Godfrey returns home from the dance to find that Dunsey has not yet returned. A tinder-box is found on the scene and is suspected to be somehow connected to the crime. Though a few villagers suspect that Silas is simply mad or possessed and has lied about the theft, others defend him. Silas then tries to think of what could have happened. He initially fears that a greater power removed the money to ruin him a second time, but banishes that thought in favor of the simpler explanation of a robbery.
He mentally runs through a list of his neighbors and decides that Jem Rodney, a well-known poacher, might have taken the gold.

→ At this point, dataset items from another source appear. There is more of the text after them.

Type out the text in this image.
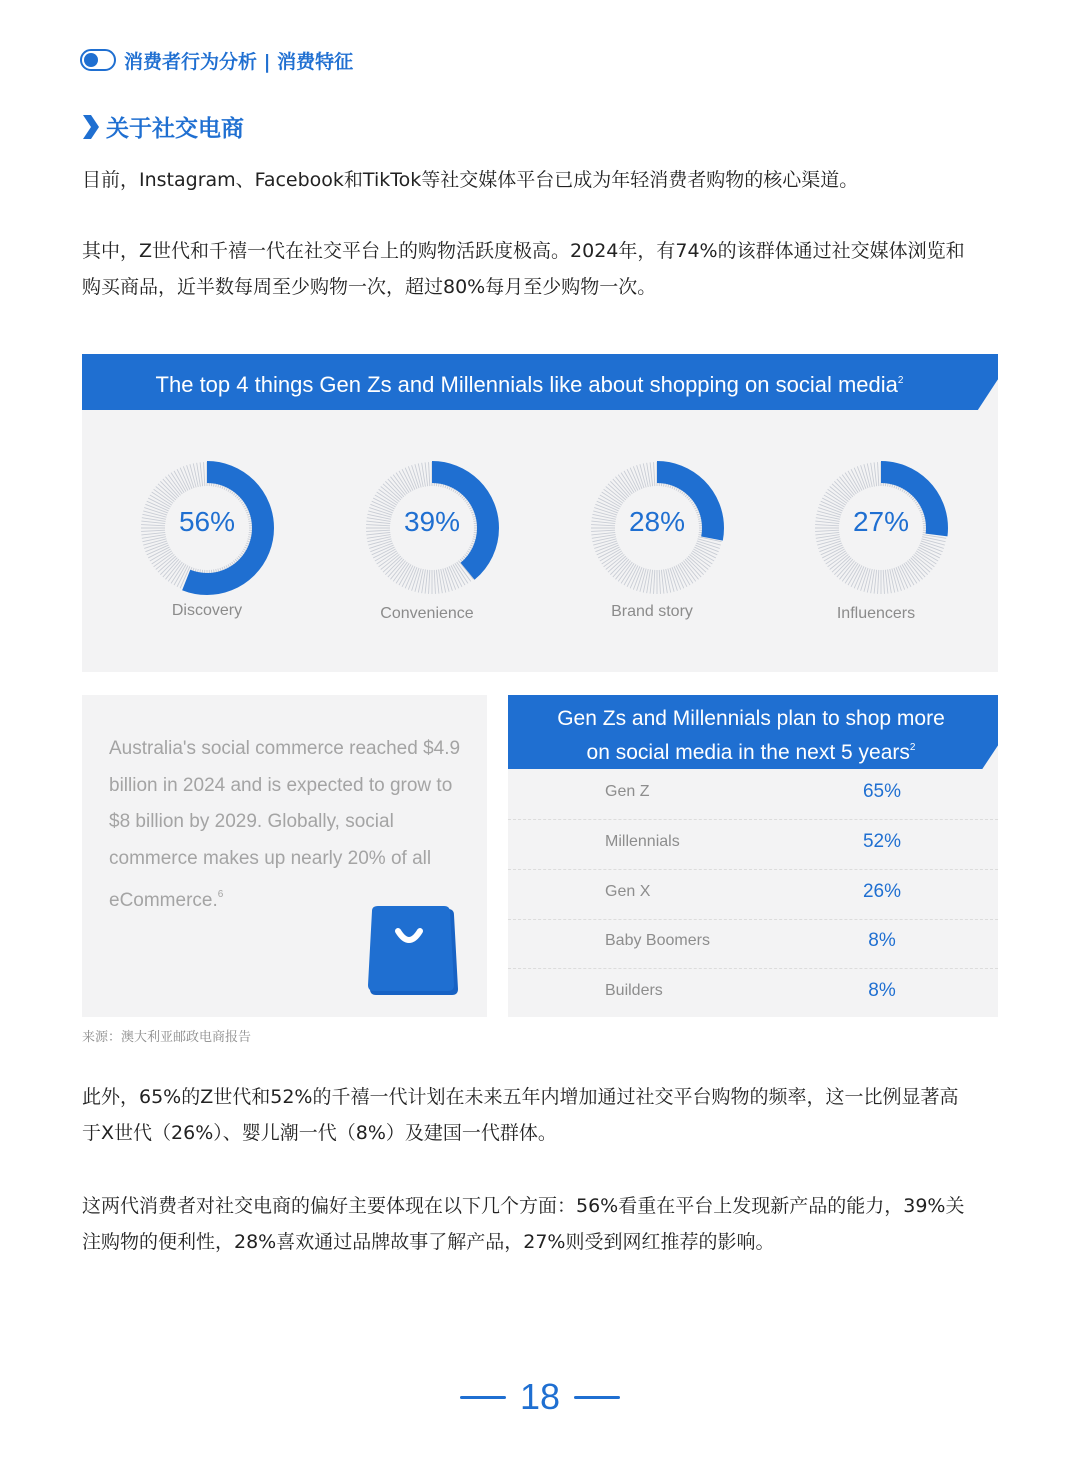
消费者行为分析 | 消费特征
关于社交电商
目前，Instagram、Facebook和TikTok等社交媒体平台已成为年轻消费者购物的核心渠道。
其中，Z世代和千禧一代在社交平台上的购物活跃度极高。2024年，有74%的该群体通过社交媒体浏览和
购买商品，近半数每周至少购物一次，超过80%每月至少购物一次。
The top 4 things Gen Zs and Millennials like about shopping on social media$^2$
56%
Discovery
39%
Convenience
28%
Brand story
27%
Influencers
Australia's social commerce reached $4.9 billion in 2024 and is expected to grow to $8 billion by 2029. Globally, social commerce makes up nearly 20% of all eCommerce.$^6$
Gen Zs and Millennials plan to shop more
on social media in the next 5 years$^2$
Gen Z	65%
Millennials	52%
Gen X	26%
Baby Boomers	8%
Builders	8%
来源：澳大利亚邮政电商报告
此外，65%的Z世代和52%的千禧一代计划在未来五年内增加通过社交平台购物的频率，这一比例显著高
于X世代（26%）、婴儿潮一代（8%）及建国一代群体。
这两代消费者对社交电商的偏好主要体现在以下几个方面：56%看重在平台上发现新产品的能力，39%关
注购物的便利性，28%喜欢通过品牌故事了解产品，27%则受到网红推荐的影响。
18
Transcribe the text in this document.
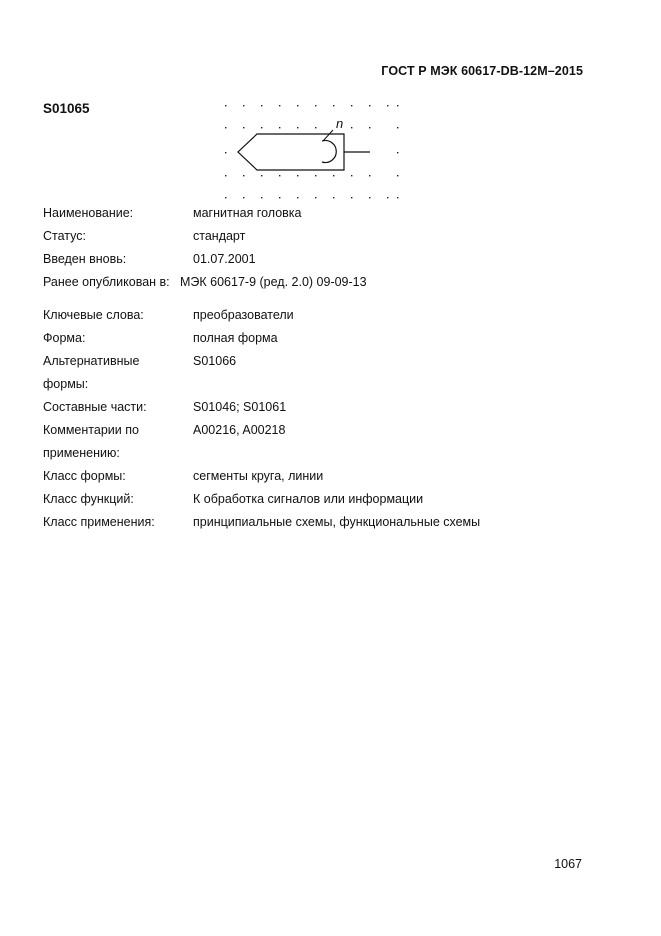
ГОСТ Р МЭК 60617-DB-12M–2015
S01065
n
Наименование:	магнитная головка
Статус:	стандарт
Введен вновь:	01.07.2001
Ранее опубликован в: МЭК 60617-9 (ред. 2.0) 09-09-13
Ключевые слова:	преобразователи
Форма:	полная форма
Альтернативные формы:
S01066
Составные части:	S01046; S01061
Комментарии по применению:
A00216, A00218
Класс формы:	сегменты круга, линии
Класс функций:	К обработка сигналов или информации
Класс применения:	принципиальные схемы, функциональные схемы
1067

Silas decides to declare his loss to the important people of the town, including Squire Cass, in the hopes that they might be able to help recover his money. Silas goes to the Rainbow, the village inn and tavern, to find someone of authority. The Rainbow has two rooms, separating patrons according to their social standing.
The conversation in the tavern is quite animated by the time Silas arrives, though it has taken a while to get up to speed. The narrator describes this conversation in considerable detail. It begins with an aimless argument about a cow, followed by a story from Mr. Macey about a time when he heard the parson bungle the words of a wedding vow, a story that everyone in the tavern has heard many times before. Just before Silas appears, the conversation lapses back into an argument, this time about the existence of a ghost who allegedly haunts a local stable.
The argumentative farrier, Mr. Dowlas, does not believe in the ghost, and offers to stand out in front of the stable all night, betting that he will not see the ghost. Snell, argues that some people are just unable to see ghosts.
This is the second theft we have encountered so far in the novel. The original theft, which drove Silas out of Lantern Yard, made him an outcast from his tight-knit community and deprived him of any faith except in money. The conversation Silas interrupts in the tavern provides Eliot with an opportunity to show a slice of life of the Raveloe community. The tavern provides a public counterpart. Unlike church, the other significant public space in the town, the tavern is a participatory atmosphere.
Everyone is invited to chime in to the arguments and stories.